The Eight-Week Hold Rule
If a stock is strong enough to bolt 20% or more within three weeks after breaking out of a proper base, that's unusual strength that indicates it could be an exceptional winner. History shows stocks acting this strongly have the potential to double or triple. In fact, taking profits too early could be leaving money on the table.
IBD research shows you should try to hold at least eight weeks from the breakout on these fast risers. The week of the breakout is considered Week One.
This portfolio-management rule works best in the first two years of a bull market.
In his book, "How to Make Money in Stocks," IBD founder William O'Neil wrote how he came up with this rule to avoid missing out on a potentially huge winner.
"If the stock was so powerful that it vaulted 20% in only one, two, or three weeks, it had to be held for at least eight weeks," he wrote.
Then you analyze the stock to see if it should be held long term.
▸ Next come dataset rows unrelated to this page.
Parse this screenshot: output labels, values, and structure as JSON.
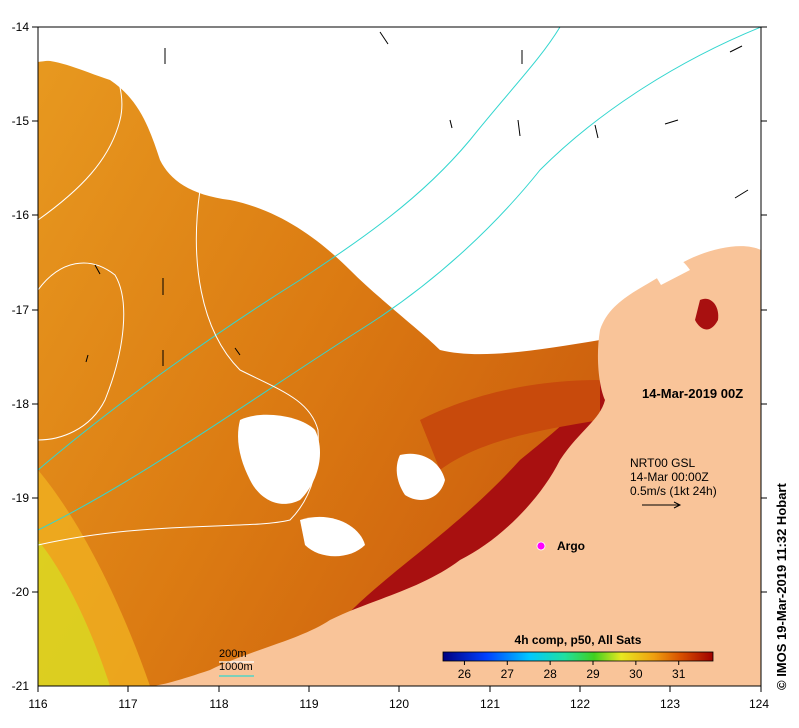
{
  "map": {
    "date_label": "14-Mar-2019 00Z",
    "product": {
      "line1": "NRT00 GSL",
      "line2": "14-Mar 00:00Z",
      "line3": "0.5m/s (1kt 24h)"
    },
    "argo_label": "Argo",
    "legend": {
      "title": "4h comp, p50, All Sats",
      "ticks": [
        "26",
        "27",
        "28",
        "29",
        "30",
        "31"
      ],
      "min": 25.5,
      "max": 31.8
    },
    "contours": {
      "label_200m": "200m",
      "label_1000m": "1000m",
      "color_200m": "#ffffff",
      "color_1000m": "#33d6cf"
    },
    "credit": "© IMOS 19-Mar-2019 11:32 Hobart",
    "x_ticks": [
      "116",
      "117",
      "118",
      "119",
      "120",
      "121",
      "122",
      "123",
      "124"
    ],
    "y_ticks": [
      "-14",
      "-15",
      "-16",
      "-17",
      "-18",
      "-19",
      "-20",
      "-21"
    ],
    "colors": {
      "land": "#f9c499",
      "sst_warm": "#a50f0f",
      "sst_mid": "#db6c10",
      "sst_cool": "#d7e11a",
      "argo": "#ff00ff"
    }
  }
}
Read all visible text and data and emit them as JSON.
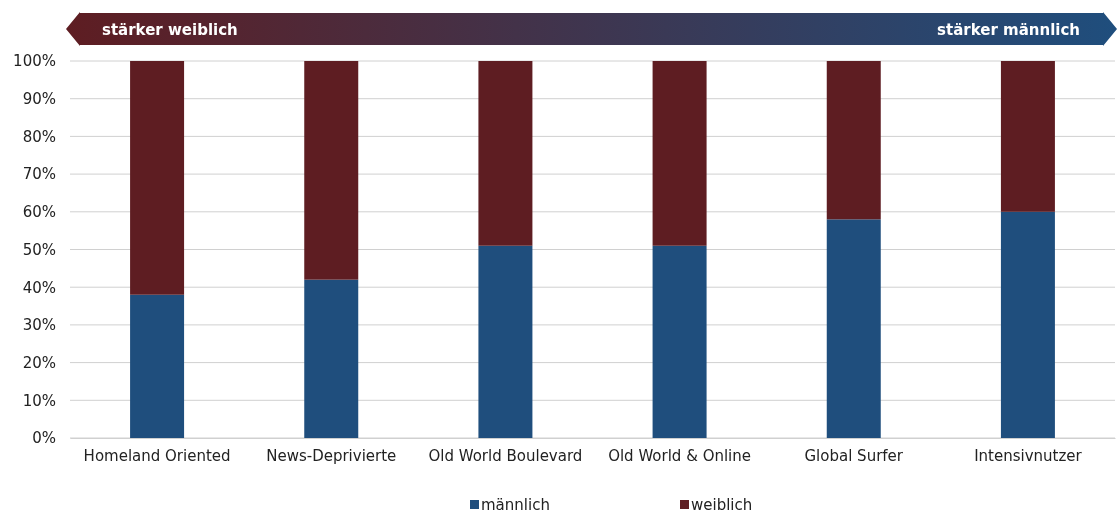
{
  "chart_data": {
    "type": "bar",
    "stacked": true,
    "categories": [
      "Homeland Oriented",
      "News-Deprivierte",
      "Old World Boulevard",
      "Old World & Online",
      "Global Surfer",
      "Intensivnutzer"
    ],
    "series": [
      {
        "name": "männlich",
        "color": "#1f4e7d",
        "values": [
          38,
          42,
          51,
          51,
          58,
          60
        ]
      },
      {
        "name": "weiblich",
        "color": "#5e1d22",
        "values": [
          62,
          58,
          49,
          49,
          42,
          40
        ]
      }
    ],
    "ylim": [
      0,
      100
    ],
    "yticks": [
      {
        "value": 0,
        "label": "0%"
      },
      {
        "value": 10,
        "label": "10%"
      },
      {
        "value": 20,
        "label": "20%"
      },
      {
        "value": 30,
        "label": "30%"
      },
      {
        "value": 40,
        "label": "40%"
      },
      {
        "value": 50,
        "label": "50%"
      },
      {
        "value": 60,
        "label": "60%"
      },
      {
        "value": 70,
        "label": "70%"
      },
      {
        "value": 80,
        "label": "80%"
      },
      {
        "value": 90,
        "label": "90%"
      },
      {
        "value": 100,
        "label": "100%"
      }
    ],
    "grid": "y",
    "legend": "bottom",
    "annotations": [
      "stärker weiblich",
      "stärker männlich"
    ]
  }
}
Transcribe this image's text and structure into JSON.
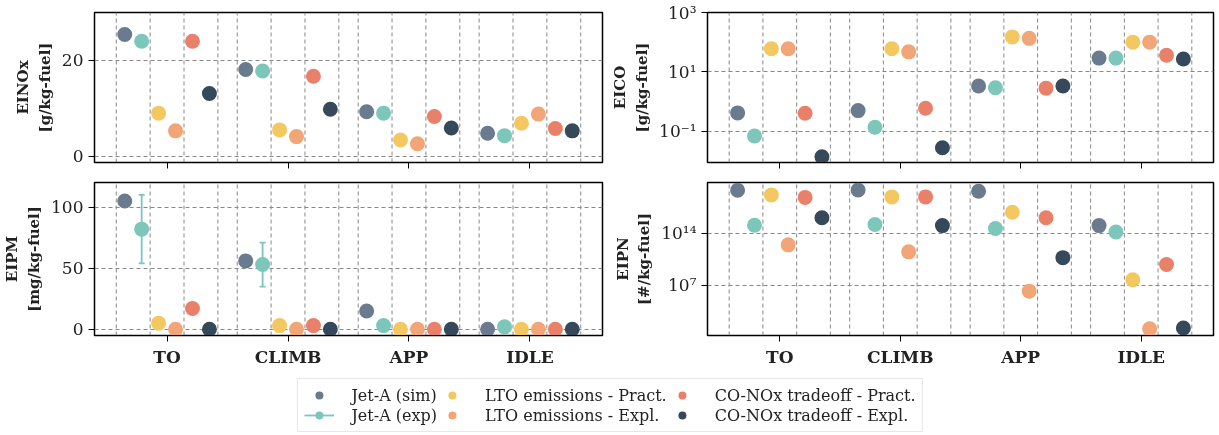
{
  "chart_data": [
    {
      "type": "scatter",
      "ylabel": "EINOx\n[g/kg-fuel]",
      "categories": [
        "TO",
        "CLIMB",
        "APP",
        "IDLE"
      ],
      "ylim": [
        -1.3,
        30
      ],
      "yticks": [
        0,
        20
      ],
      "grid": true,
      "tick_labels": "y",
      "legend": "bottom",
      "marker": "circle",
      "series": [
        {
          "name": "Jet-A (sim)",
          "color": "#6b7b8f",
          "values": [
            25.4,
            18.1,
            9.3,
            4.8
          ]
        },
        {
          "name": "Jet-A (exp)",
          "color": "#7cc6ba",
          "values": [
            24.0,
            17.8,
            9.0,
            4.3
          ]
        },
        {
          "name": "LTO emissions - Pract.",
          "color": "#f4c860",
          "values": [
            9.0,
            5.5,
            3.4,
            6.9
          ]
        },
        {
          "name": "LTO emissions - Expl.",
          "color": "#f2a576",
          "values": [
            5.3,
            4.1,
            2.6,
            8.8
          ]
        },
        {
          "name": "CO-NOx tradeoff - Pract.",
          "color": "#e9806a",
          "values": [
            24.0,
            16.7,
            8.3,
            5.8
          ]
        },
        {
          "name": "CO-NOx tradeoff - Expl.",
          "color": "#36495a",
          "values": [
            13.1,
            9.8,
            5.9,
            5.3
          ]
        }
      ]
    },
    {
      "type": "scatter",
      "ylabel": "EICO\n[g/kg-fuel]",
      "categories": [
        "TO",
        "CLIMB",
        "APP",
        "IDLE"
      ],
      "log": true,
      "ylim": [
        0.0087,
        1000
      ],
      "yticks": [
        {
          "value": 0.1,
          "label": "10⁻¹"
        },
        {
          "value": 10,
          "label": "10¹"
        },
        {
          "value": 1000,
          "label": "10³"
        }
      ],
      "grid": true,
      "tick_labels": "y",
      "marker": "circle",
      "series": [
        {
          "color": "#6b7b8f",
          "values": [
            0.41,
            0.49,
            3.3,
            29
          ]
        },
        {
          "color": "#7cc6ba",
          "values": [
            0.068,
            0.135,
            2.9,
            29
          ]
        },
        {
          "color": "#f4c860",
          "values": [
            60,
            60,
            150,
            100
          ]
        },
        {
          "color": "#f2a576",
          "values": [
            60,
            47,
            134,
            100
          ]
        },
        {
          "color": "#e9806a",
          "values": [
            0.4,
            0.59,
            2.8,
            36
          ]
        },
        {
          "color": "#36495a",
          "values": [
            0.0135,
            0.0275,
            3.3,
            27
          ]
        }
      ]
    },
    {
      "type": "scatter",
      "ylabel": "EIPM\n[mg/kg-fuel]",
      "categories": [
        "TO",
        "CLIMB",
        "APP",
        "IDLE"
      ],
      "ylim": [
        -5.1,
        120.2
      ],
      "yticks": [
        0,
        50,
        100
      ],
      "grid": true,
      "marker": "circle",
      "series": [
        {
          "color": "#6b7b8f",
          "values": [
            105,
            56,
            15,
            0
          ]
        },
        {
          "color": "#7cc6ba",
          "values": [
            82,
            53,
            3,
            2
          ],
          "errors": [
            [
              54,
              110
            ],
            [
              35,
              71
            ],
            null,
            null
          ]
        },
        {
          "color": "#f4c860",
          "values": [
            5,
            3,
            0,
            0
          ]
        },
        {
          "color": "#f2a576",
          "values": [
            0,
            0,
            0,
            0
          ]
        },
        {
          "color": "#e9806a",
          "values": [
            17,
            3,
            0,
            0
          ]
        },
        {
          "color": "#36495a",
          "values": [
            0,
            0,
            0,
            0
          ]
        }
      ]
    },
    {
      "type": "scatter",
      "ylabel": "EIPN\n[#/kg-fuel]",
      "categories": [
        "TO",
        "CLIMB",
        "APP",
        "IDLE"
      ],
      "log": true,
      "ylim": [
        1.8,
        6e+20
      ],
      "yticks": [
        {
          "value": 10000000.0,
          "label": "10⁷"
        },
        {
          "value": 100000000000000.0,
          "label": "10¹⁴"
        }
      ],
      "grid": true,
      "marker": "circle",
      "series": [
        {
          "color": "#6b7b8f",
          "values": [
            5.5e+19,
            6e+19,
            4e+19,
            1000000000000000.0
          ]
        },
        {
          "color": "#7cc6ba",
          "values": [
            1100000000000000.0,
            1400000000000000.0,
            400000000000000.0,
            140000000000000.0
          ]
        },
        {
          "color": "#f4c860",
          "values": [
            1.3e+19,
            7e+18,
            6e+16,
            55000000.0
          ]
        },
        {
          "color": "#f2a576",
          "values": [
            2600000000000.0,
            300000000000.0,
            1600000.0,
            14
          ]
        },
        {
          "color": "#e9806a",
          "values": [
            6e+18,
            7e+18,
            1.1e+16,
            6000000000.0
          ]
        },
        {
          "color": "#36495a",
          "values": [
            1.1e+16,
            1000000000000000.0,
            50000000000.0,
            18
          ]
        }
      ]
    }
  ]
}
So, unless the stock breaks a steadfast sell rule — like a round trip or major violation of the 10-week moving average — the strategy is to let it experience natural pullbacks or consolidations. A dip below the 10-week line is not alarming, but a harsh break below it in heavy volume is a sell signal.
At this time, other investors may be cashing in or trimming positions for a quick profit.
At the end of the eight weeks, evaluate the stock. If it's not weakening, it's best to continue holding. But if there are signs of decay — for example, if it has given back more than half its gains from the breakout — it's a good idea to sell at least some shares.
Nvidia Rockets After Eight-Week Hold
Nvidia broke out of a flat base in January 2024 (1). The stock climbed 24% in three weeks from the 50.55 post-split buy point, triggering the eight-week hold rule (2).
Shares climbed relentlessly, and investors who held for eight weeks racked up a nearly 63% gain from the buy point. The hefty profit should have given investors confidence to hold through the consolidation that formed in March through May (3).
Nvidia broke below its 10-week moving average, which could have been an opportunity to take profits (4). But shares recovered and the stock broke out again in May and raced an additional 45% higher.
Nvidia peaked at a split-adjusted 152.89 in late November, about tripling from the January buy point.